Defensive metrics have long been flawed in many ways, something that become obvious when they blatantly disagree on one single individual’s performance. That said, at least one measure from FanGraphs rates the Reds team defense as the 7th best in all of baseball this season, even after jettisoning their single most dynamic defender over the winter (Billy Hamilton) and replacing him with a career 3B (Nick Senzel). More specific metrics like UZR, UZR/150, and the likes aren’t quite as high on the team’s defense, but all still rate the Reds no worse than the middle of the pack. And if errors are still your thing, it’s hard to ignore that the Reds have committed the fourth fewest all season, which leaves only the team’s persistent shifting as the go-to target for armchair managers to critique so far.

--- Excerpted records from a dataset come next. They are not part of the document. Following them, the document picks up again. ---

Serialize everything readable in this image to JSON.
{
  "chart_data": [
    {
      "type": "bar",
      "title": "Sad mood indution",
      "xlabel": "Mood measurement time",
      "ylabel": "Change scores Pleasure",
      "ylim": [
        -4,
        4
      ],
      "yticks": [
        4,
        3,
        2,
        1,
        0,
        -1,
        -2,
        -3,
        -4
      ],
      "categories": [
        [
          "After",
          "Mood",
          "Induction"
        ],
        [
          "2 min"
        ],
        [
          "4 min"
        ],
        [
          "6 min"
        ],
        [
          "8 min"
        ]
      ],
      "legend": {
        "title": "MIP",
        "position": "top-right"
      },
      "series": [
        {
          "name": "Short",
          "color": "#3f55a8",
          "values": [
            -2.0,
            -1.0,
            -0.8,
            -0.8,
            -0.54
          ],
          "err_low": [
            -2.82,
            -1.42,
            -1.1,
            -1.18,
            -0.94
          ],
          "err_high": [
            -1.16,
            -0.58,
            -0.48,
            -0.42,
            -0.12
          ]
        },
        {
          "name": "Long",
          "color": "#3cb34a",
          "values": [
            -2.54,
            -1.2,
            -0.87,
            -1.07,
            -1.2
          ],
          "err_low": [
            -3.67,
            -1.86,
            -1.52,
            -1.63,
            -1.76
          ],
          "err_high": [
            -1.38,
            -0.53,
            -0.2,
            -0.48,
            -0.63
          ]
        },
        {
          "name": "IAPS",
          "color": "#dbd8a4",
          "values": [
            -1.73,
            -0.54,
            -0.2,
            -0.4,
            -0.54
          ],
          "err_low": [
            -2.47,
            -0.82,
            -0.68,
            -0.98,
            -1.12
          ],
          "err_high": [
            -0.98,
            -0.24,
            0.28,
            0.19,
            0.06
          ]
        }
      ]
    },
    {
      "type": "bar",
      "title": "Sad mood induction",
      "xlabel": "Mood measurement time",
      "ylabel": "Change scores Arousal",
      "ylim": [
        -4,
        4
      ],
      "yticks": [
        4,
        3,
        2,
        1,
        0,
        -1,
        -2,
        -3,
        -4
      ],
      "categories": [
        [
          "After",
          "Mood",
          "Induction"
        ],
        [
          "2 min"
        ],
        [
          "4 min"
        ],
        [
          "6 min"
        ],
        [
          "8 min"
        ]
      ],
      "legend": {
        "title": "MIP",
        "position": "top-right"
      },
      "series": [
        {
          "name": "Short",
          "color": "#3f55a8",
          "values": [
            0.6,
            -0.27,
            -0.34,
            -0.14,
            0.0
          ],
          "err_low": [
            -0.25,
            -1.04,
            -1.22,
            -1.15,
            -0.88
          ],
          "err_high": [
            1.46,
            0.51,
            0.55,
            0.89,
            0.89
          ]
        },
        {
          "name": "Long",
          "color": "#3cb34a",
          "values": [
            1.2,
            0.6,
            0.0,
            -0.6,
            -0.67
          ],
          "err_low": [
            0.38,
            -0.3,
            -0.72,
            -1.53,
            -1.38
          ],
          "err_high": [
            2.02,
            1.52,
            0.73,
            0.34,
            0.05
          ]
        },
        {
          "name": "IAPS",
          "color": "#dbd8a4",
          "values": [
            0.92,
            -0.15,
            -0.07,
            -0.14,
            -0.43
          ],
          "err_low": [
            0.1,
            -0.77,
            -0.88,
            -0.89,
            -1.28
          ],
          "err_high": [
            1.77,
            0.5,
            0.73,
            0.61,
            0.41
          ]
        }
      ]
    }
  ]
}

Part of the reason why so many of us are intrigued by the work done by MLB.com’s Statcast research crew is because they’ve begun to use the advanced technology now available to them to begin to revamp many of these defensive metrics, measuring so much more of what goes on in the field of play around batted balls than simply whether an out was recorded. One new such metric was just released: jump, an attempt to measure the initial reaction outfielders have when the ball first comes off the bat, as detailed by MLB.com’s Mike Petriello. It certainly makes sense to try to quantify that, seeing as the three obvious component of an outfielder making a catch on a ball hit in their vicinity would seem to be reaction time, sprint speed, and the ability to actually catch the ball in a glove before it hits the ground.
The thing is, the initial numbers sure as heck don’t seem too high on the reactions of the Reds everyday outfielders. Senzel, as you would expect from the CF, ranks as the best of the bunch on the initial leaderboard of feet covered vs. average (+0.3), but still only checks in as the 32nd overall OF among the 102 with enough chances to qualify. Flanking him are Yasiel Puig (69th, -1.4) and Jesse Winker (100th, -3.8), with Winker worsted only by Detroit’s Christin Steward and Pittsburgh glacier Melky Cabrera.
Since this is purely and outfield metric at this juncture, that does tend to jive with more of the specific looks at the overall Cincinnati team defense. For one, Jose Iglesias is clearly the team’s best overall defender, but he’s an infielder by trade. Focusing purely on team OF defense, FanGraphs seems to concur with what Statcast’s Jump research indicates, as the Reds team OF UZR/150 ranks 25th among the 30 MLB teams, while their range checks in at 26th overall.
Perhaps that’s precisely why the Reds employ shifts as often as they do. Giving their weakest defenders the most likely advantage sure seems to be a valuable thing to use as a hedge if it’s obvious that their overall defensive abilities are not their respective strengths. Factor that in with the career reputations of the players the Reds have used in the OF this year - each of Matt Kemp (gross), Jesse Winker, Yasiel Puig, Derek Dietrich, and Phil Ervin rank as net negative defenders per FanGraphs DRS in their careers while Senzel had never even played OF professionally - this data does seem to reinforce the idea that the overall scheme of team defense has been prioritized more so than simply the talents of the individuals with their gloves.